In this presentation, we examine the ‘implicit normativity’ (Cribb, 2020) of the contemporary debate on diversity and inclusion, exploring what emerges as a matter of explicit ethical concern (cf. Latour, 2005), and what remains unquestioned. The presentation draws on a focus group study with 100 participants from ethnic minoritised and socio-economically disadvantaged communities, exploring their views on communication strategies commonly used to invite marginalised groups to take part in genomic research.

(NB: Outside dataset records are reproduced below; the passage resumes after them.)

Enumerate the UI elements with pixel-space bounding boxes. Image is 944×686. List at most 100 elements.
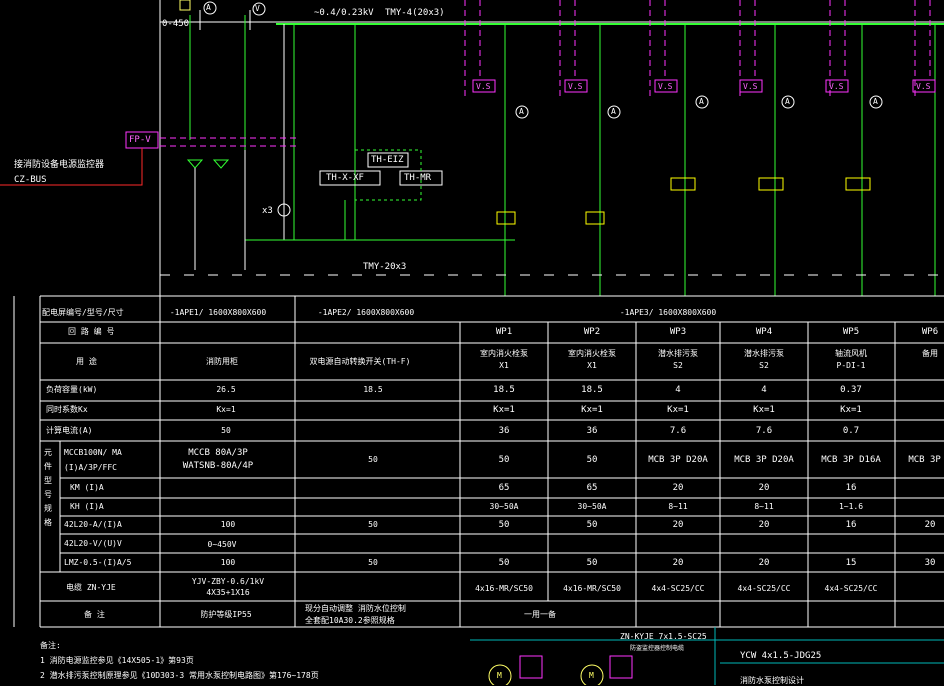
circuit-mccb: 50 — [586, 455, 598, 465]
circuit-kx: Kx=1 — [667, 405, 689, 415]
row-header-current: 计算电流(A) — [46, 426, 93, 435]
circuit-l42a: 20 — [672, 520, 684, 530]
circuit-current: 7.6 — [669, 426, 687, 436]
col2-remark-a: 现分自动调整 消防水位控制 — [305, 604, 406, 613]
circuit-cable: 4x16-MR/SC50 — [563, 584, 621, 593]
circuit-capacity: 4 — [675, 385, 681, 395]
circuit-mccb: MCB 3P D20A — [648, 455, 708, 465]
busbar-label: TMY-4(20x3) — [385, 8, 445, 18]
notes-title: 备注: — [40, 641, 61, 650]
motor-icon: M — [497, 671, 502, 680]
vs-label: V.S — [829, 82, 844, 91]
row-header-remark: 备 注 — [84, 610, 105, 619]
cabinet-2: -1APE2/ 1600X800X600 — [317, 308, 415, 317]
circuit-km: 65 — [498, 483, 510, 493]
row-header-km: KM (I)A — [70, 483, 104, 492]
circuit-km: 20 — [672, 483, 684, 493]
circuit-lmz: 15 — [845, 558, 857, 568]
circuit-mccb: MCB 3P D — [908, 455, 944, 465]
circuit-current: 7.6 — [755, 426, 773, 436]
circuit-id: WP1 — [495, 327, 513, 337]
row-header-42l20v: 42L20-V/(U)V — [64, 539, 122, 548]
row-header-usage: 用 途 — [76, 357, 97, 366]
circuit-l42a: 20 — [924, 520, 936, 530]
col1-mccb-b: WATSNB-80A/4P — [182, 461, 254, 471]
circuit-km: 65 — [586, 483, 598, 493]
row-header-cabinet: 配电屏编号/型号/尺寸 — [42, 308, 124, 317]
row-header-component: 元件型号规格 — [44, 448, 52, 527]
circuit-id: WP5 — [842, 327, 860, 337]
circuit-id: WP6 — [921, 327, 939, 337]
circuit-usage: 室内消火栓泵 — [480, 349, 528, 358]
cabinet-1: -1APE1/ 1600X800X600 — [169, 308, 267, 317]
circuit-km: 20 — [758, 483, 770, 493]
circuit-kx: Kx=1 — [753, 405, 775, 415]
voltage-label: ~0.4/0.23kV — [314, 8, 374, 18]
circuit-usage2: S2 — [673, 361, 683, 370]
col1-remark: 防护等级IP55 — [200, 610, 252, 619]
circuit-current: 0.7 — [842, 426, 860, 436]
circuit-current: 36 — [586, 426, 598, 436]
circuit-cable: 4x4-SC25/CC — [824, 584, 878, 593]
row-header-lmz: LMZ-0.5-(I)A/5 — [64, 558, 132, 567]
circuit-usage2: X1 — [499, 361, 509, 370]
row-header-kh: KH (I)A — [70, 502, 104, 511]
zn-kyje-label: ZN-KYJE 7x1.5-SC25 — [620, 632, 707, 641]
th-eiz-box: TH-EIZ — [371, 155, 404, 165]
vs-label: V.S — [476, 82, 491, 91]
circuit-kx: Kx=1 — [840, 405, 862, 415]
circuit-cable: 4x4-SC25/CC — [651, 584, 705, 593]
row-header-circuit: 回 路 编 号 — [68, 327, 115, 336]
circuit-id: WP2 — [583, 327, 601, 337]
circuit-lmz: 30 — [924, 558, 936, 568]
circuit-cable: 4x16-MR/SC50 — [475, 584, 533, 593]
meter-range-label: 0-450 — [162, 19, 190, 29]
col1-capacity: 26.5 — [216, 385, 236, 394]
cabinet-3: -1APE3/ 1600X800X600 — [619, 308, 717, 317]
vs-label: V.S — [916, 82, 931, 91]
circuit-current: 36 — [498, 426, 510, 436]
circuit-usage: 备用 — [922, 349, 938, 358]
row-header-mccb: MCCB100N/ MA — [64, 448, 122, 457]
col1-usage: 消防用柜 — [206, 357, 238, 366]
cz-bus-label: CZ-BUS — [14, 175, 47, 185]
circuit-kx: Kx=1 — [581, 405, 603, 415]
circuit-id: WP3 — [669, 327, 687, 337]
ammeter-icon: A — [699, 97, 704, 106]
fp-v-box: FP-V — [129, 135, 151, 145]
circuit-lmz: 20 — [672, 558, 684, 568]
vs-label: V.S — [743, 82, 758, 91]
circuit-usage: 室内消火栓泵 — [568, 349, 616, 358]
monitor-small-label: 防盗监控器控制电缆 — [630, 645, 685, 652]
col1-42l20a: 100 — [220, 520, 236, 529]
circuit-capacity: 0.37 — [840, 385, 862, 395]
ammeter-icon: A — [611, 107, 616, 116]
col2-capacity: 18.5 — [363, 385, 383, 394]
note-2: 2 潜水排污泵控制原理参见《10D303-3 常用水泵控制电路图》第176~17… — [40, 671, 319, 680]
fire-monitor-label: 接消防设备电源监控器 — [14, 160, 105, 170]
circuit-lmz: 20 — [758, 558, 770, 568]
row-header-kx: 同时系数Kx — [46, 405, 88, 414]
col1-mccb-a: MCCB 80A/3P — [188, 448, 248, 458]
circuit-capacity: 18.5 — [493, 385, 515, 395]
circuit-mccb: 50 — [498, 455, 510, 465]
circuit-mccb: MCB 3P D16A — [821, 455, 881, 465]
th-mr-box: TH-MR — [404, 173, 432, 183]
col2-remark-b: 全套配10A30.2参照规格 — [305, 616, 395, 625]
vs-label: V.S — [658, 82, 673, 91]
row-header-42l20a: 42L20-A/(I)A — [64, 520, 122, 529]
circuit-id: WP4 — [755, 327, 773, 337]
circuit-capacity: 18.5 — [581, 385, 603, 395]
circuit-kx: Kx=1 — [493, 405, 515, 415]
circuit-lmz: 50 — [586, 558, 598, 568]
col2-usage: 双电源自动转换开关(TH-F) — [309, 357, 411, 366]
col1-lmz: 100 — [220, 558, 236, 567]
circuit-cable: 4x4-SC25/CC — [737, 584, 791, 593]
col2-mccb: 50 — [368, 455, 378, 464]
circuit-usage: 轴流风机 — [835, 349, 867, 358]
tmy-bottom-label: TMY-20x3 — [363, 262, 407, 272]
circuit-kh: 8~11 — [668, 502, 688, 511]
col1-cable-b: 4X35+1X16 — [206, 588, 250, 597]
circuit-kh: 1~1.6 — [838, 502, 864, 511]
ammeter-icon: A — [519, 107, 524, 116]
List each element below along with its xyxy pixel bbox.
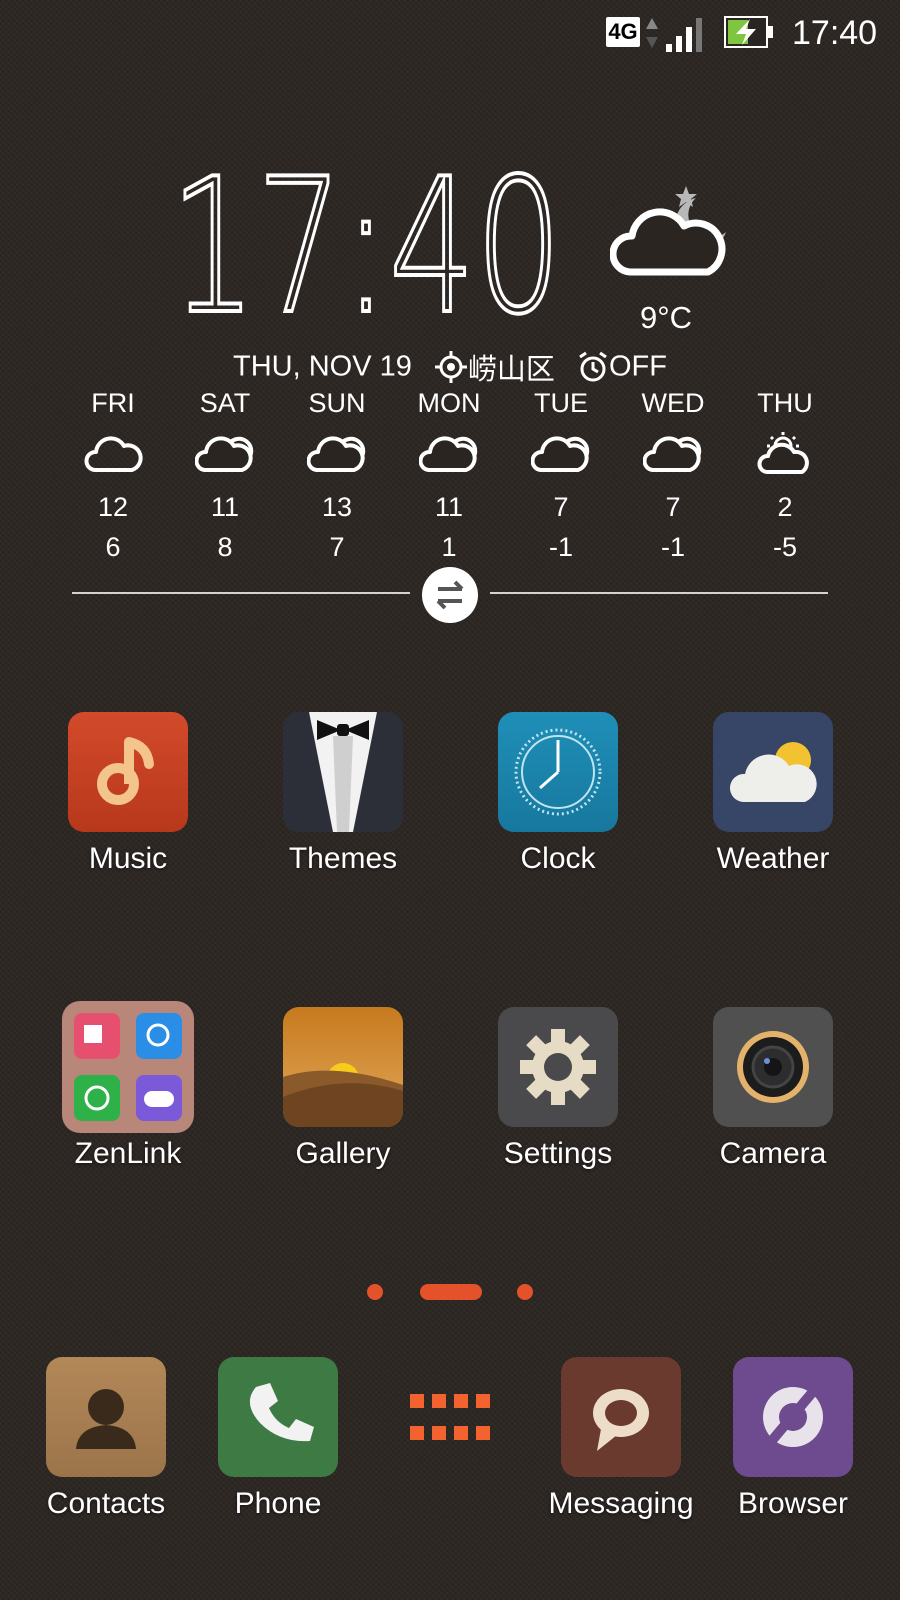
current-temperature: 9°C (640, 300, 693, 335)
forecast-high: 11 (210, 492, 240, 522)
app-label: Themes (288, 842, 398, 875)
app-label: Browser (737, 1487, 849, 1520)
contact-icon (46, 1357, 166, 1477)
swap-arrows-icon (436, 580, 464, 610)
weather-icon (713, 712, 833, 832)
forecast-day-name: SUN (308, 388, 366, 418)
network-type-badge: 4G (606, 17, 640, 47)
folder-icon (62, 1001, 194, 1133)
forecast-low: -5 (772, 532, 797, 562)
page-dot[interactable] (517, 1284, 533, 1300)
forecast-day-name: MON (417, 388, 481, 418)
chat-bubble-icon (561, 1357, 681, 1477)
status-time: 17:40 (792, 14, 878, 52)
forecast-low: 1 (441, 532, 457, 562)
app-label: Phone (234, 1487, 322, 1520)
app-label: Weather (716, 842, 830, 875)
partly-cloudy-icon (307, 436, 366, 472)
forecast-low: 8 (217, 532, 233, 562)
partly-cloudy-icon (531, 436, 590, 472)
forecast-day-name: THU (757, 388, 813, 418)
cloud-icon (84, 436, 143, 472)
partly-cloudy-icon (643, 436, 702, 472)
clock-icon (498, 712, 618, 832)
sun-cloud-icon (757, 432, 809, 474)
big-clock[interactable]: 17:40 (170, 165, 570, 325)
forecast-high: 11 (434, 492, 464, 522)
divider-left (72, 592, 410, 594)
data-arrows-icon (646, 18, 658, 48)
location-target-icon (434, 351, 467, 383)
phone-icon (218, 1357, 338, 1477)
tuxedo-icon (283, 712, 403, 832)
app-label: ZenLink (74, 1137, 182, 1170)
date-location-alarm-line: THU, NOV 19 崂山区 OFF (0, 346, 900, 388)
signal-icon (666, 18, 702, 52)
location-text[interactable]: 崂山区 (468, 352, 555, 386)
app-label: Clock (520, 842, 596, 875)
app-label: Music (88, 842, 168, 875)
cloudy-night-icon (610, 186, 726, 276)
app-label: Settings (503, 1137, 613, 1170)
music-icon (68, 712, 188, 832)
status-bar: 4G 17:40 (0, 0, 900, 64)
forecast-high: 13 (321, 492, 353, 522)
forecast-high: 12 (97, 492, 129, 522)
forecast-day-name: SAT (199, 388, 251, 418)
app-label: Gallery (295, 1137, 391, 1170)
alarm-clock-icon (579, 351, 607, 382)
browser-icon (733, 1357, 853, 1477)
app-drawer-icon[interactable] (408, 1392, 492, 1444)
app-label: Camera (719, 1137, 827, 1170)
forecast-high: 7 (553, 492, 569, 522)
partly-cloudy-icon (195, 436, 254, 472)
page-dot[interactable] (367, 1284, 383, 1300)
swap-widget-button[interactable] (422, 567, 478, 623)
big-clock-time: 17:40 (170, 165, 562, 325)
date-text: THU, NOV 19 (232, 350, 412, 383)
forecast-day-name: WED (641, 388, 705, 418)
forecast-low: -1 (660, 532, 685, 562)
alarm-status[interactable]: OFF (609, 351, 667, 383)
app-label: Contacts (46, 1487, 166, 1520)
forecast-day-name: FRI (91, 388, 135, 418)
divider-right (490, 592, 828, 594)
partly-cloudy-icon (419, 436, 478, 472)
page-dot-active[interactable] (420, 1284, 482, 1300)
battery-charging-icon (724, 16, 773, 48)
gallery-icon (283, 1007, 403, 1127)
forecast-day-name: TUE (534, 388, 588, 418)
forecast-low: 7 (329, 532, 345, 562)
forecast-high: 7 (665, 492, 681, 522)
forecast-low: 6 (105, 532, 121, 562)
app-label: Messaging (548, 1487, 694, 1520)
camera-icon (713, 1007, 833, 1127)
forecast-high: 2 (777, 492, 793, 522)
forecast-low: -1 (548, 532, 573, 562)
gear-icon (498, 1007, 618, 1127)
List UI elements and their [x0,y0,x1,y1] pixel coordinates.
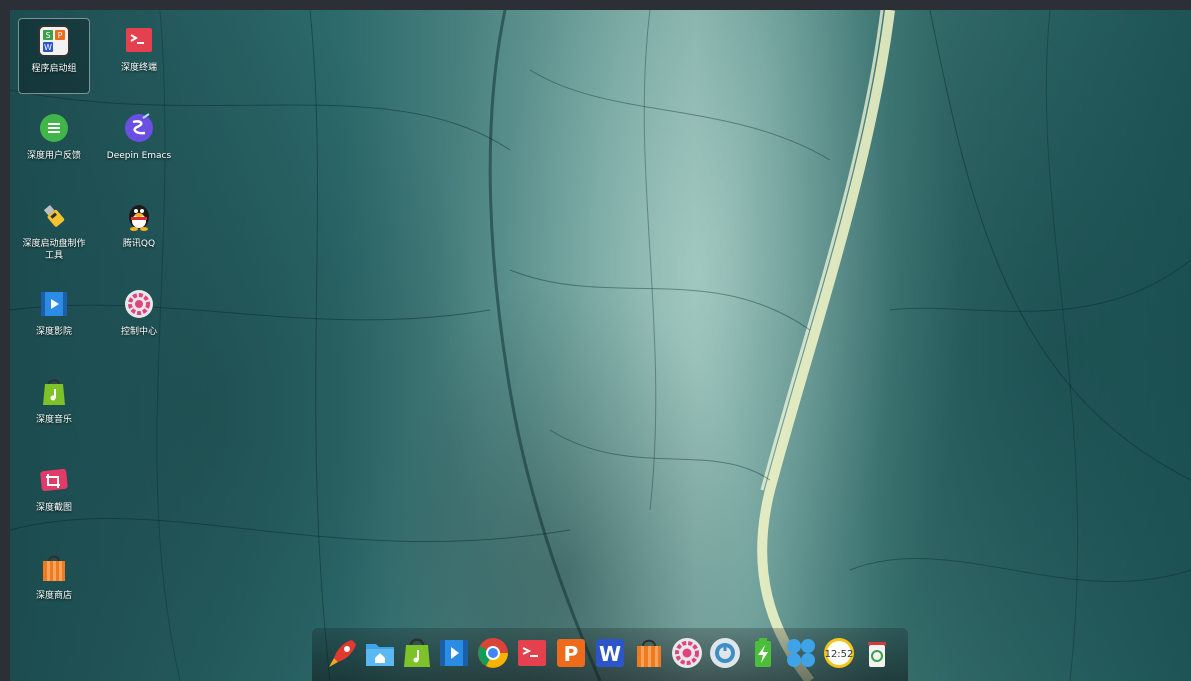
desktop-icon-emacs[interactable]: Deepin Emacs [103,106,175,182]
desktop-icon-feedback[interactable]: 深度用户反馈 [18,106,90,182]
dock-power[interactable] [746,636,780,670]
dock-wps-writer[interactable]: W [593,636,627,670]
wallpaper-texture [10,10,1191,681]
dock-wps-presentation[interactable]: P [554,636,588,670]
launcher-group-icon: S P W [38,25,70,57]
launcher-rocket-icon [329,640,356,667]
wps-writer-icon: W [596,639,624,667]
desktop-icon-label: 程序启动组 [31,64,77,74]
wps-presentation-icon: P [557,639,585,667]
writer-letter: W [599,642,621,666]
power-battery-icon [755,638,771,667]
dock: P W 12:52 [312,628,908,681]
dock-multitasking[interactable] [784,636,818,670]
dock-trash[interactable] [860,636,894,670]
dock-music[interactable] [400,636,434,670]
dock-launcher[interactable] [326,636,360,670]
desktop-icon-terminal[interactable]: 深度终端 [103,18,175,94]
desktop-icon-usb-boot-maker[interactable]: 深度启动盘制作工具 [18,194,90,270]
app-store-icon [637,639,661,667]
music-icon [38,376,70,408]
dock-chrome[interactable] [476,636,510,670]
desktop-icon-screenshot[interactable]: 深度截图 [18,458,90,534]
clock-text: 12:52 [825,649,854,660]
desktop-icon-launcher-group[interactable]: S P W 程序启动组 [18,18,90,94]
desktop-icon-label: 深度影院 [35,327,72,337]
dock-movie[interactable] [437,636,471,670]
desktop-icon-movie[interactable]: 深度影院 [18,282,90,358]
desktop-icon-music[interactable]: 深度音乐 [18,370,90,446]
dock-app-store[interactable] [632,636,666,670]
desktop-icon-label: 深度启动盘制作工具 [22,239,86,261]
movie-player-icon [440,640,468,666]
usb-boot-maker-icon [38,200,70,232]
screenshot-icon [38,464,70,496]
desktop-icon-qq[interactable]: 腾讯QQ [103,194,175,270]
emacs-icon [123,112,155,144]
multitasking-icon [787,639,815,667]
desktop-icon-label: Deepin Emacs [106,151,172,161]
desktop-icon-label: 控制中心 [120,327,157,337]
dock-control-center[interactable] [670,636,704,670]
dock-file-manager[interactable] [363,636,397,670]
desktop-icon-label: 深度截图 [35,503,72,513]
dock-terminal[interactable] [515,636,549,670]
terminal-icon [123,24,155,56]
music-player-icon [404,638,430,667]
trash-icon [868,642,886,667]
chrome-browser-icon [478,638,508,668]
desktop-icon-label: 深度商店 [35,591,72,601]
app-store-icon [38,552,70,584]
clock-icon: 12:52 [824,638,854,668]
desktop-wallpaper [10,10,1191,681]
desktop-icon-app-store[interactable]: 深度商店 [18,546,90,622]
control-center-icon [672,638,702,668]
desktop-icon-label: 腾讯QQ [122,239,156,249]
feedback-icon [38,112,70,144]
dock-clock[interactable]: 12:52 [822,636,856,670]
desktop-icon-label: 深度音乐 [35,415,72,425]
control-center-icon [123,288,155,320]
launcher-letter-s: S [45,31,50,40]
desktop-icon-label: 深度用户反馈 [26,151,81,161]
presentation-letter: P [564,642,579,666]
launcher-letter-w: W [44,43,52,52]
shutdown-icon [710,638,740,668]
desktop-icon-control-center[interactable]: 控制中心 [103,282,175,358]
desktop-icon-label: 深度终端 [120,63,157,73]
terminal-icon [518,640,546,666]
file-manager-icon [366,644,394,666]
dock-shutdown[interactable] [708,636,742,670]
launcher-letter-p: P [58,31,63,40]
movie-player-icon [38,288,70,320]
qq-penguin-icon [123,200,155,232]
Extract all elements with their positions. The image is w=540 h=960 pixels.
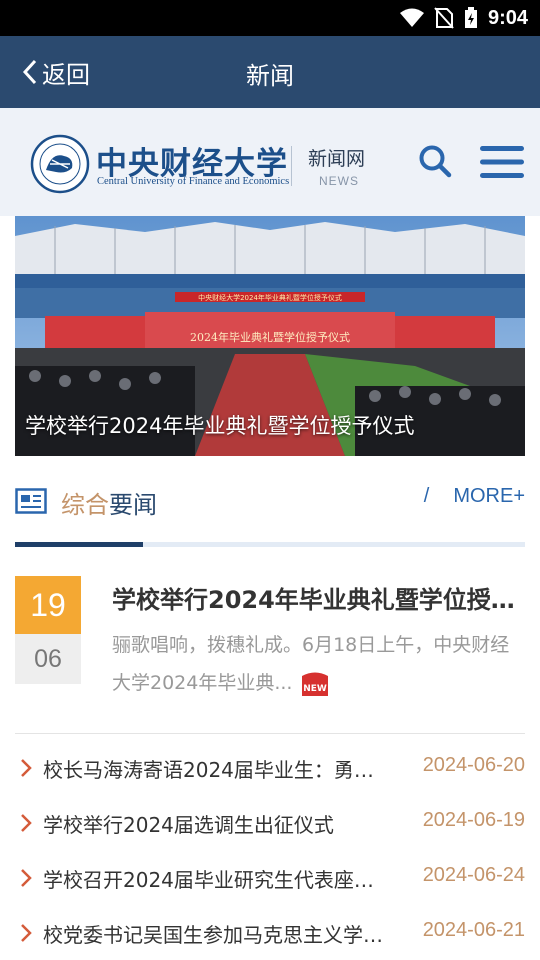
more-separator: / (423, 485, 430, 507)
status-time: 9:04 (487, 6, 528, 29)
new-badge-icon: NEW (302, 672, 329, 696)
app-bar: 返回 新闻 (0, 36, 540, 108)
news-list-item[interactable]: 校党委书记吴国生参加马克思主义学院活动 2024-06-21 (15, 905, 525, 960)
section-underline (15, 542, 525, 547)
news-item-title: 学校召开2024届毕业研究生代表座谈会 (43, 868, 383, 892)
search-icon[interactable] (418, 144, 452, 178)
news-item-title: 校长马海涛寄语2024届毕业生：勇担使命 (43, 758, 383, 782)
section-title-part2: 要闻 (109, 491, 157, 519)
battery-charging-icon (464, 7, 477, 28)
site-header: 中央财经大学 Central University of Finance and… (0, 108, 540, 216)
section-title-part1: 综合 (61, 491, 109, 519)
news-section-icon (15, 488, 47, 514)
news-site-sublabel: NEWS (319, 174, 359, 188)
news-item-date: 2024-06-21 (422, 919, 525, 941)
menu-icon[interactable] (480, 144, 524, 180)
chevron-right-icon (21, 924, 32, 942)
news-item-title: 学校举行2024届选调生出征仪式 (43, 813, 334, 837)
featured-article[interactable]: 19 06 学校举行2024年毕业典礼暨学位授予仪式 骊歌唱响，拨穗礼成。6月1… (15, 576, 525, 706)
news-list-item[interactable]: 学校举行2024届选调生出征仪式 2024-06-19 (15, 795, 525, 850)
hero-banner[interactable]: 中央财经大学2024年毕业典礼暨学位授予仪式 2024年毕业典礼暨学位授予仪式 … (15, 216, 525, 456)
hero-banner-main-text: 2024年毕业典礼暨学位授予仪式 (190, 330, 350, 344)
svg-text:NEW: NEW (304, 684, 328, 694)
hero-caption: 学校举行2024年毕业典礼暨学位授予仪式 (25, 414, 415, 438)
status-bar: 9:04 (0, 0, 540, 36)
header-divider (291, 146, 292, 186)
hero-banner-top-text: 中央财经大学2024年毕业典礼暨学位授予仪式 (198, 293, 342, 302)
news-item-date: 2024-06-20 (422, 754, 525, 776)
news-item-title: 校党委书记吴国生参加马克思主义学院活动 (43, 923, 383, 947)
status-icons: 9:04 (399, 6, 528, 30)
section-underline-active (15, 542, 143, 547)
chevron-right-icon (21, 759, 32, 777)
chevron-right-icon (21, 814, 32, 832)
news-site-label: 新闻网 (308, 148, 366, 170)
featured-title: 学校举行2024年毕业典礼暨学位授予仪式 (112, 586, 525, 614)
news-list: 校长马海涛寄语2024届毕业生：勇担使命 2024-06-20 学校举行2024… (15, 740, 525, 960)
news-item-date: 2024-06-19 (422, 809, 525, 831)
more-label: MORE+ (453, 485, 525, 507)
news-list-item[interactable]: 学校召开2024届毕业研究生代表座谈会 2024-06-24 (15, 850, 525, 905)
no-sim-icon (434, 7, 454, 29)
featured-day: 19 (15, 576, 81, 634)
wifi-icon (399, 8, 424, 27)
university-seal-logo (30, 134, 90, 194)
more-link[interactable]: / MORE+ (424, 485, 525, 508)
news-list-item[interactable]: 校长马海涛寄语2024届毕业生：勇担使命 2024-06-20 (15, 740, 525, 795)
featured-month: 06 (15, 634, 81, 684)
featured-date: 19 06 (15, 576, 81, 684)
chevron-right-icon (21, 869, 32, 887)
section-header: 综合要闻 / MORE+ (15, 480, 525, 524)
logo-text-en: Central University of Finance and Econom… (97, 176, 290, 187)
news-item-date: 2024-06-24 (422, 864, 525, 886)
featured-summary: 骊歌唱响，拨穗礼成。6月18日上午，中央财经大学2024年毕业典... NEW (112, 626, 525, 702)
section-title: 综合要闻 (61, 485, 157, 520)
page-title: 新闻 (246, 62, 294, 90)
list-divider (15, 733, 525, 734)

Comparing and contrasting participants' responses with the professional debate on diversity and inclusion’ we illustrate how the latter both responds to and shapes the experiences of the communities it aims to include. While it contributes to foreground issues of justice that had long remained marginal in the bioethics debate, the contemporary discourse also 'contains' (cf. Cribb. 2020) the problem of diversity and inclusion in ways that continue to exclude important concerns of those currently under-represented in research.